Ai più non dirà niente, anche se spegne quest’anno le dieci candeline. E potrebbero essere le ultime. Da giorni sulla stampa si specula circa la volontà del governo di Giorgia Meloni di cancellarla. E’ la cosiddetta Tobin Tax, introdotta a partire dal 2013 quando al governo c’era il Prof Mario Monti. Si tratta di un’imposta sulle transazioni finanziarie. Il nome deriva dall’economista James Tobin, che la teorizzò nel 1972 quale modo per ridurre le disuguaglianze nel mondo. L’idea alla base è semplice, quanto estremamente politicizzata: colpire le operazioni finanziarie e destinare il relativo gettito altrove.
Nel caso dell’Italia di ideologico forse ci fu poco. L’allora governo tecnico puntava a fare cassa attraverso una serie di balzelli, che finirono per deprimere l’economia italiana molto oltre le previsioni per intensità e durata. Il PIL si contrasse di quasi il 3% nel 2012 e dell’1,8% l’anno seguente. La ripresa vi fu solo nel corso del 2014.
Solo che molte misure adottate sull’onda del vampirismo fiscale si sono rivelate un flop totale. E la Tobin Tax rientra tra queste. Gettito stimato in oltre 1 miliardo di euro, mentre nel 2022 è stato di 460 milioni.
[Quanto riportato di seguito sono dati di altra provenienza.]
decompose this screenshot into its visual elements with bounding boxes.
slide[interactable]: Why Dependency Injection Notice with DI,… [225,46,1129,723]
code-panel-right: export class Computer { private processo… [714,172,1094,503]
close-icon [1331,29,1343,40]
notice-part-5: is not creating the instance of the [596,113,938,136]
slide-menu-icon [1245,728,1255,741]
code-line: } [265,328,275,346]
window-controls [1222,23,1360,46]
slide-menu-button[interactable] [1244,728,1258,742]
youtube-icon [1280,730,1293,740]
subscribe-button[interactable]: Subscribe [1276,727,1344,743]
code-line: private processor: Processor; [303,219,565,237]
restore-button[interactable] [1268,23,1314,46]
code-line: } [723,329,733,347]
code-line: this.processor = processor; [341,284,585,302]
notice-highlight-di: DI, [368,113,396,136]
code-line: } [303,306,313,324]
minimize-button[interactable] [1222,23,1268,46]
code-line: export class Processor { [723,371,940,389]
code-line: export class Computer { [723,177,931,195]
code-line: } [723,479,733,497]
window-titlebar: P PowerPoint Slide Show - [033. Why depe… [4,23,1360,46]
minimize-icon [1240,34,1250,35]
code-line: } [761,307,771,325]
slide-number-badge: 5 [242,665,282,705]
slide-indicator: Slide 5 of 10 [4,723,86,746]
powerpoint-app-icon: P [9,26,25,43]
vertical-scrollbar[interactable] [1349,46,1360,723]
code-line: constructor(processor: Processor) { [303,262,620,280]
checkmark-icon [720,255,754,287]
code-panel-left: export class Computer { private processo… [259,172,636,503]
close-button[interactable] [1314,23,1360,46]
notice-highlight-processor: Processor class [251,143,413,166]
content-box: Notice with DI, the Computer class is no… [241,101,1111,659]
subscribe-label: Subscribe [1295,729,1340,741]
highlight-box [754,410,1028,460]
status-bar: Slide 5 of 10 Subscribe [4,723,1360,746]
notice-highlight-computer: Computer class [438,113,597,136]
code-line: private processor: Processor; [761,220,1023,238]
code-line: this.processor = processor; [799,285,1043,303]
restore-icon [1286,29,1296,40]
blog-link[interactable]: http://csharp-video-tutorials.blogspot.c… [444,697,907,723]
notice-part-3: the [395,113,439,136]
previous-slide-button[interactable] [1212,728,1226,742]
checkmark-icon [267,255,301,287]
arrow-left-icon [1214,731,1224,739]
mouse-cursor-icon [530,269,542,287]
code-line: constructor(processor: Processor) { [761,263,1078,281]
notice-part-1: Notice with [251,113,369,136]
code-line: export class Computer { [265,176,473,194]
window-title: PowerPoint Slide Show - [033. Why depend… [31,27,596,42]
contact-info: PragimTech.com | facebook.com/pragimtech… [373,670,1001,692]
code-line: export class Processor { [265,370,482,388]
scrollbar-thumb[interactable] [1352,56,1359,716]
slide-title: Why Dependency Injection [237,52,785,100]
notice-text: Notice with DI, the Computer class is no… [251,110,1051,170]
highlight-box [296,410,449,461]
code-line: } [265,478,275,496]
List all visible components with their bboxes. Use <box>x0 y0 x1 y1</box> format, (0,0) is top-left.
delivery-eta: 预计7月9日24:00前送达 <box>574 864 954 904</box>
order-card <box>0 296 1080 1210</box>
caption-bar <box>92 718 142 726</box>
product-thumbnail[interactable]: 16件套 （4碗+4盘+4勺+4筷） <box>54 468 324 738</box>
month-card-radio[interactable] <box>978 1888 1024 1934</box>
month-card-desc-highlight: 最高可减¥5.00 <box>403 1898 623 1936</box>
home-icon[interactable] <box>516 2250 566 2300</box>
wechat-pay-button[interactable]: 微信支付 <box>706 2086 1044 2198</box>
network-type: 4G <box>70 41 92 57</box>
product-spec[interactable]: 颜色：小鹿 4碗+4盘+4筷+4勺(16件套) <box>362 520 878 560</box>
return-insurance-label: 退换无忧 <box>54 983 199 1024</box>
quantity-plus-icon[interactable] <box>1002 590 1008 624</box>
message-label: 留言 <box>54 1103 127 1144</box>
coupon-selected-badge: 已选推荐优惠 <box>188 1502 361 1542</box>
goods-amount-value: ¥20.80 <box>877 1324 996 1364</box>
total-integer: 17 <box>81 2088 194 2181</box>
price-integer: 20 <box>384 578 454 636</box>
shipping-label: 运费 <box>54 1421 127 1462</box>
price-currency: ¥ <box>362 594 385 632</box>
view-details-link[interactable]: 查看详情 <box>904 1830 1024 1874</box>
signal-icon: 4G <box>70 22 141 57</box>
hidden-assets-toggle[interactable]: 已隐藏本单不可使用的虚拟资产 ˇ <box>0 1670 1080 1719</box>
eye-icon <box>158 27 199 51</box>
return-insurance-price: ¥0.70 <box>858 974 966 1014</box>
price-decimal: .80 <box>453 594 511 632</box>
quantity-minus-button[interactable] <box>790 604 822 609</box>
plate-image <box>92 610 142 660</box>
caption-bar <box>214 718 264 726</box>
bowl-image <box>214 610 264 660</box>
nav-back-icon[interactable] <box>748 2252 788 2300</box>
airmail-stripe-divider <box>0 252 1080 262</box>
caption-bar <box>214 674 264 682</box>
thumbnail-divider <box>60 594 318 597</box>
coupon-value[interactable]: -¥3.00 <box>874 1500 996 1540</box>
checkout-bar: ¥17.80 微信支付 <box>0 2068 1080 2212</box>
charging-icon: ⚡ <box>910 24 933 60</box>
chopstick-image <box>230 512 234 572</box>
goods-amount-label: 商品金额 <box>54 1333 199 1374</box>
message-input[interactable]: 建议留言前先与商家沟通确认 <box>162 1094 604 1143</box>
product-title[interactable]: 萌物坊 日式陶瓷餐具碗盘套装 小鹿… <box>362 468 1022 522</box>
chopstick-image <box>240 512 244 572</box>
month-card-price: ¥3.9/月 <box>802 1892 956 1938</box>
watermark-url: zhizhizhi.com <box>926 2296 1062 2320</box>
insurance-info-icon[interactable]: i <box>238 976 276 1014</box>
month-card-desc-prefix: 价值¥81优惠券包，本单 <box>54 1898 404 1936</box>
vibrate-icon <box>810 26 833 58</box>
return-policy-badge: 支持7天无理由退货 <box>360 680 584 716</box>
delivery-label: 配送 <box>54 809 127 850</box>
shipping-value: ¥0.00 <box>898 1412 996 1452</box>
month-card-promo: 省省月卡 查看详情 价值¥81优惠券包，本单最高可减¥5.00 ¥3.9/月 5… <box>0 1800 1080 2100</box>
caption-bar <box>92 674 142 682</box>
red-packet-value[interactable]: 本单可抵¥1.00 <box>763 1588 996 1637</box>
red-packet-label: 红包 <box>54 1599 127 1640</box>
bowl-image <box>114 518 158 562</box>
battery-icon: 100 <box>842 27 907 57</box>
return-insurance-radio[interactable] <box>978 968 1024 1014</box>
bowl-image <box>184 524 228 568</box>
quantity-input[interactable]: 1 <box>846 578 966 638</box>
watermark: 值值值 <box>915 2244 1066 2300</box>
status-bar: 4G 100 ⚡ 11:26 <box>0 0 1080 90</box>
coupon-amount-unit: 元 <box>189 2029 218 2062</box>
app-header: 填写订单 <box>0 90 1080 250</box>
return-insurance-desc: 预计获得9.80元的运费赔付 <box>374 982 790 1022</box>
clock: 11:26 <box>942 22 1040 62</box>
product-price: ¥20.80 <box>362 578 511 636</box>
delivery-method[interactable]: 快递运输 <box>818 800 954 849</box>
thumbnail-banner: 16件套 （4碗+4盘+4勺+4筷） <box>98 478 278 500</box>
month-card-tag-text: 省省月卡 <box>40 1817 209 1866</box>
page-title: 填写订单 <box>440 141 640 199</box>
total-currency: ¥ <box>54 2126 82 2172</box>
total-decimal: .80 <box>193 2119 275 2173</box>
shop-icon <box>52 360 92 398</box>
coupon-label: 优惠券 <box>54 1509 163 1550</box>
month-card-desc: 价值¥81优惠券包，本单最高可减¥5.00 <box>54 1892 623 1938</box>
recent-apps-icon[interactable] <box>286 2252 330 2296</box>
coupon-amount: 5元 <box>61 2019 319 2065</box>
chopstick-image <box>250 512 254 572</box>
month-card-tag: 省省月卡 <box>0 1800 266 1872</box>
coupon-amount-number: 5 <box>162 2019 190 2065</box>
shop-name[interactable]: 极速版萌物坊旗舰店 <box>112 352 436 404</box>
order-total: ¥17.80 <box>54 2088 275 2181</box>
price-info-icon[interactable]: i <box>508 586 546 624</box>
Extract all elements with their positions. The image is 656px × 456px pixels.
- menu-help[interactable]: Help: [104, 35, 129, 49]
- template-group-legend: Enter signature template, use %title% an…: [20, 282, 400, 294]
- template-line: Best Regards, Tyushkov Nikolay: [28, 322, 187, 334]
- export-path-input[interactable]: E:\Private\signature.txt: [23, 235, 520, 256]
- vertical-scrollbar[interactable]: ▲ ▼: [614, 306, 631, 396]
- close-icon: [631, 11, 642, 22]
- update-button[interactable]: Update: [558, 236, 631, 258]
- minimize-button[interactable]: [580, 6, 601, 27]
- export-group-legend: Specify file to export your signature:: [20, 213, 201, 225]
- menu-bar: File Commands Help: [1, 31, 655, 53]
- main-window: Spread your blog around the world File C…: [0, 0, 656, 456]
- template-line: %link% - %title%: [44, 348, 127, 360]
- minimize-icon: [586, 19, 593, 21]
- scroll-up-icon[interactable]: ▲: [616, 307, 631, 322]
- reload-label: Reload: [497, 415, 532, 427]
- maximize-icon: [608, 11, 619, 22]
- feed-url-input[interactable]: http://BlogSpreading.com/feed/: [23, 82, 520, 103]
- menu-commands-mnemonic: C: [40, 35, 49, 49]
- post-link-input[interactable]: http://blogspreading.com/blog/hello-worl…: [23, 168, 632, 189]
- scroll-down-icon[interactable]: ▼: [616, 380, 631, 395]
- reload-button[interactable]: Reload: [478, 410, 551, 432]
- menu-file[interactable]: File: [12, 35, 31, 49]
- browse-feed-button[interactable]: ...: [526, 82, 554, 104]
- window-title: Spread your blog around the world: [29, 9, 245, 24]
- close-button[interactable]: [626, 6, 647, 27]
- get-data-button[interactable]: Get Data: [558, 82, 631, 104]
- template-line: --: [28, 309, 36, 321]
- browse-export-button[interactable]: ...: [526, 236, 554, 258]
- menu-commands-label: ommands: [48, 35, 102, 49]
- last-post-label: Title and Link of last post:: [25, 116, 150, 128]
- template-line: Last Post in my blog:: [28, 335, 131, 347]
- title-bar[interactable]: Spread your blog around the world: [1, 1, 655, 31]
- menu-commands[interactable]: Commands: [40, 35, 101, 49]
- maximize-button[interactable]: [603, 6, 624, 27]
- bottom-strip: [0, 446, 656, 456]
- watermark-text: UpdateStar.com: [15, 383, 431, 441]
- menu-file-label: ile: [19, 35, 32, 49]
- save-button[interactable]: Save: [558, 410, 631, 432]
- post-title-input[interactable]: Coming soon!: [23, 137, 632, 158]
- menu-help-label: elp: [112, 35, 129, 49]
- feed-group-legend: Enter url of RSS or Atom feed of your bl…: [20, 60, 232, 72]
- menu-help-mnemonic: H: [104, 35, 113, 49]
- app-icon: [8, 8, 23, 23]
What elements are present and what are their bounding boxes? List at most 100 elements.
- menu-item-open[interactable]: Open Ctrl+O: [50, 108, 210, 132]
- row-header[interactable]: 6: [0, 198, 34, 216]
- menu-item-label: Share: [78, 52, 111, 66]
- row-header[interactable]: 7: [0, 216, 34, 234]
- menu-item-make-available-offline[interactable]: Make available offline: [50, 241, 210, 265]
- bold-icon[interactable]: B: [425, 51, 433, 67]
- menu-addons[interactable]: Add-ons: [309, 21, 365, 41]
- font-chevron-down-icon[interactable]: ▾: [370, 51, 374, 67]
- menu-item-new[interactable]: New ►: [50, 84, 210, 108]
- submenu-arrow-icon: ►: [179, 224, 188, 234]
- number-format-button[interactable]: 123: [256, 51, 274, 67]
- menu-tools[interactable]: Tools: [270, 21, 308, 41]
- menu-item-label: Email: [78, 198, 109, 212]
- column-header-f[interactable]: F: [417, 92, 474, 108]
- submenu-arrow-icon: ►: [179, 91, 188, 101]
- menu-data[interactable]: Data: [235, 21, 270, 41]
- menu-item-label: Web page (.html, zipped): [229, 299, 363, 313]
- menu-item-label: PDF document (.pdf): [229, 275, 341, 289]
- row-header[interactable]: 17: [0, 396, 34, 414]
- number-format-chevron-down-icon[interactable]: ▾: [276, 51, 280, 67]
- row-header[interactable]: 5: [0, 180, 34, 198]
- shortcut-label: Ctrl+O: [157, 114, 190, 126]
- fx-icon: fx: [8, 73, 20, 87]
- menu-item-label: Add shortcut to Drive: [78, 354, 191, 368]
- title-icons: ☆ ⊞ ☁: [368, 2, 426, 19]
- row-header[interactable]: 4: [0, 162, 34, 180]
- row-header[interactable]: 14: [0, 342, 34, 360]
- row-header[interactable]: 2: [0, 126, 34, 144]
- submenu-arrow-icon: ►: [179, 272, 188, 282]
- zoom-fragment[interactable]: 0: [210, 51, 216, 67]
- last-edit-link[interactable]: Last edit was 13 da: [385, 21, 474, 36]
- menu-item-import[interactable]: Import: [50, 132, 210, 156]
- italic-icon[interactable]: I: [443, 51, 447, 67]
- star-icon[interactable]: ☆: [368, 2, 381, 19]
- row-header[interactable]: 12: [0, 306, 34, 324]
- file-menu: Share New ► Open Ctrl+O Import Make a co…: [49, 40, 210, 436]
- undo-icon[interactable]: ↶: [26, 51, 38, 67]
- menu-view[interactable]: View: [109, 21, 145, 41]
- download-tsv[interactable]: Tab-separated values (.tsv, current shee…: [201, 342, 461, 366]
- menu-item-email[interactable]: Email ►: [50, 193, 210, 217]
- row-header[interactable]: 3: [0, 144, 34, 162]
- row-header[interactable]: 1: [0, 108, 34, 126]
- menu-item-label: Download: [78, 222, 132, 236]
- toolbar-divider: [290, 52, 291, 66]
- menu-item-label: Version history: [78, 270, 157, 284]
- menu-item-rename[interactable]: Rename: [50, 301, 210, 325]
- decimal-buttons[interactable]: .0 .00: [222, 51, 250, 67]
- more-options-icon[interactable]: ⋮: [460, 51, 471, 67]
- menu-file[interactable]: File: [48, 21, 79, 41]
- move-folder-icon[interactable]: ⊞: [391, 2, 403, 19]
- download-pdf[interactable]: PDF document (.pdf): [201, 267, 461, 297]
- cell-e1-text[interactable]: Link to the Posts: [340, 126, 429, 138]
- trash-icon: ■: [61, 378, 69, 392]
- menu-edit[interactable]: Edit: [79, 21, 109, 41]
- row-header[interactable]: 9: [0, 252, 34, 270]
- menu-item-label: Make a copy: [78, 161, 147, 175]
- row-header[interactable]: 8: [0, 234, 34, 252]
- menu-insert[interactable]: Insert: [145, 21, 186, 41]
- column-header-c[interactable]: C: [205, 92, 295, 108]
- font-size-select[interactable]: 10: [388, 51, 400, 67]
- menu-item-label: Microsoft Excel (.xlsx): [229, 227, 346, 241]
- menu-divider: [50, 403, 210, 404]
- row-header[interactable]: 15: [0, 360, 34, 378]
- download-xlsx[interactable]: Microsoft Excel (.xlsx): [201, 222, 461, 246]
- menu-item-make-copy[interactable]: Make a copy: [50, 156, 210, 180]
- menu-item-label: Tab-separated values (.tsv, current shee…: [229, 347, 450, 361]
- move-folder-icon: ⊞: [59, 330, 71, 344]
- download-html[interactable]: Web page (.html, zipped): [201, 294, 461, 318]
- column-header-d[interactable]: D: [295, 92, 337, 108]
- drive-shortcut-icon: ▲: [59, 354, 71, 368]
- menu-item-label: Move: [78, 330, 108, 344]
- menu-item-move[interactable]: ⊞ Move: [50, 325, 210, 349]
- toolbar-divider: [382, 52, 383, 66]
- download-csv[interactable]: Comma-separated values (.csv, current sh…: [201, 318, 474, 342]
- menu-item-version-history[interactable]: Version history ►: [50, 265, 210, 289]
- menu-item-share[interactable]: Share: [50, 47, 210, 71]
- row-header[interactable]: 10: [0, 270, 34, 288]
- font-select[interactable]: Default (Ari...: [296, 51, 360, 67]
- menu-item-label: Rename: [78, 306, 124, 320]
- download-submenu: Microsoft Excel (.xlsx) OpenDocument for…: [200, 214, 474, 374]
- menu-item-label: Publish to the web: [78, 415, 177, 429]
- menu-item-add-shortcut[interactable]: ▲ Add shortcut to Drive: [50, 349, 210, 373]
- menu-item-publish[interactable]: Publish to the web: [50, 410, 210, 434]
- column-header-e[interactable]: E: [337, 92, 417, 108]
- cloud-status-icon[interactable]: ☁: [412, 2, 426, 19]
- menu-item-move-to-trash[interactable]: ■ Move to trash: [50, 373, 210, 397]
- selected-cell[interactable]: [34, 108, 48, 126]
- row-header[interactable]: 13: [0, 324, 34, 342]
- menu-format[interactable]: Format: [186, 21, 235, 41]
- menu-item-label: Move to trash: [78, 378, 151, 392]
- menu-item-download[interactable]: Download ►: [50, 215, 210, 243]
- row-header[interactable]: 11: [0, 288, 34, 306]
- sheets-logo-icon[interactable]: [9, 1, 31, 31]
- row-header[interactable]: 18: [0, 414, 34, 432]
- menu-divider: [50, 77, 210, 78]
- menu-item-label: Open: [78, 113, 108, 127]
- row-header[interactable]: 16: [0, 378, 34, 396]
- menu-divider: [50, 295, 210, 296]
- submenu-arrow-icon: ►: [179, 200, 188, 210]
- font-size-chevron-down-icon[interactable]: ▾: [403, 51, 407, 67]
Ciononostante, sarà complicato cancellare questa imposta, perché i contrari avranno gioco facile a gridare ai quattro venti che il governo intende così premiare i ricchi.
Tassa transazioni finanziarie, ecco come
In cosa consiste la Tobin Tax e perché è stata un flop? Nel caso di acquisti di azioni, il saldo netto giornaliero è colpito da un’aliquota dello 0,10%. Raddoppia allo 0,20% per le transazioni “over the counter” (OTC), cioè fuori dai mercati regolamentati. Si applica solo alle transazioni multiday, cioè non alle azioni acquistate e rivendute nella stessa seduta. Colpito anche il cosiddetto “high frequency trading”, cioè le transazioni eseguite in numero elevato in un lasso di tempo brevissimo. Infine, sui titoli derivati l’imposta è calcolata in somma fissa, in base alla tipologia del contratto e al suo valore nozionale.
Sono esclusi dalla Tobin Tax i titoli emessi da società quotate con capitalizzazione di borsa fino a 500 milioni di euro, nonché quelli emessi da società con sede all’estero. Il flop è dovuto a tante ragioni. E non è una specificità italiana. Sono sempre falliti i tentativi dei singoli stati nazionali di stangare le transazioni finanziarie, in quanto i capitali si mettono subito in fuga verso le realtà in cui il balzello non esiste. L’Italia introdusse al tempo la Tobin Tax nella convinzione che l’avrebbero adottata tutti gli stati comunitari. Invece, la Germania si tirò indietro successivamente. Tra i grandi paesi europei, solo la Francia imitò la misura, anch’essa con scarsi risultati.
I danni della Tobin Tax di Monti
I danni arrecati dalla Tobin Tax sono molteplici. Ha colpito lo sviluppo del mercato finanziario italiano, quando già assistiamo a un declino incessante di Piazza Affari da molti anni. Milano vale appena lo 0,50% della capitalizzazione delle borse mondiali contro il 2% del 2005. La stangata non ha aiutato a rendere l’Italia una meta attrattiva per i capitali stranieri, anzi ha messo in fuga quelli domestici. E ha altresì prosciugato la liquidità degli scambi, finendo per ridurre ulteriormente l’appeal della finanza tricolore. Non a caso, i delisting nell’ultimo decennio sono stati numerosi e hanno riguardato anche società di grosse dimensioni come ultimamente Stellantis, ex FCA.
E cosa dire di settori collaterali come l’informatica? Attorno agli scambi finanziari gravitano decine di migliaia di posti di lavoro di esperti informatici, dato che le operazioni di borsa sono ormai sempre più affidate alla tecnologia. Si pensi alle app per il trading online.
Esistono varie ipotesi in campo. Si va dalla cancellazione tout court della Tobin Tax al suo mantenimento per le sole transazioni sui mercati regolamentati, fino all’aumento della soglia di esenzione per i titoli emessi da società con capitalizzazione a 1 miliardo di euro. C’è da dire che per le condizioni fiscali in cui versa l’Italia non sarebbe neanche così immediato trovare quasi mezzo miliardo per le coperture finanziarie. Probabile che la soppressione vada avanti per step e si concluda entro qualche anno. Non si tratterebbe di fare un favore ai finanzieri, bensì di potenziare il business attorno a Piazza Affari e attirare maggiori capitali da far fluire a favore del mondo delle imprese, beneficiando gli investimenti e l’occupazione.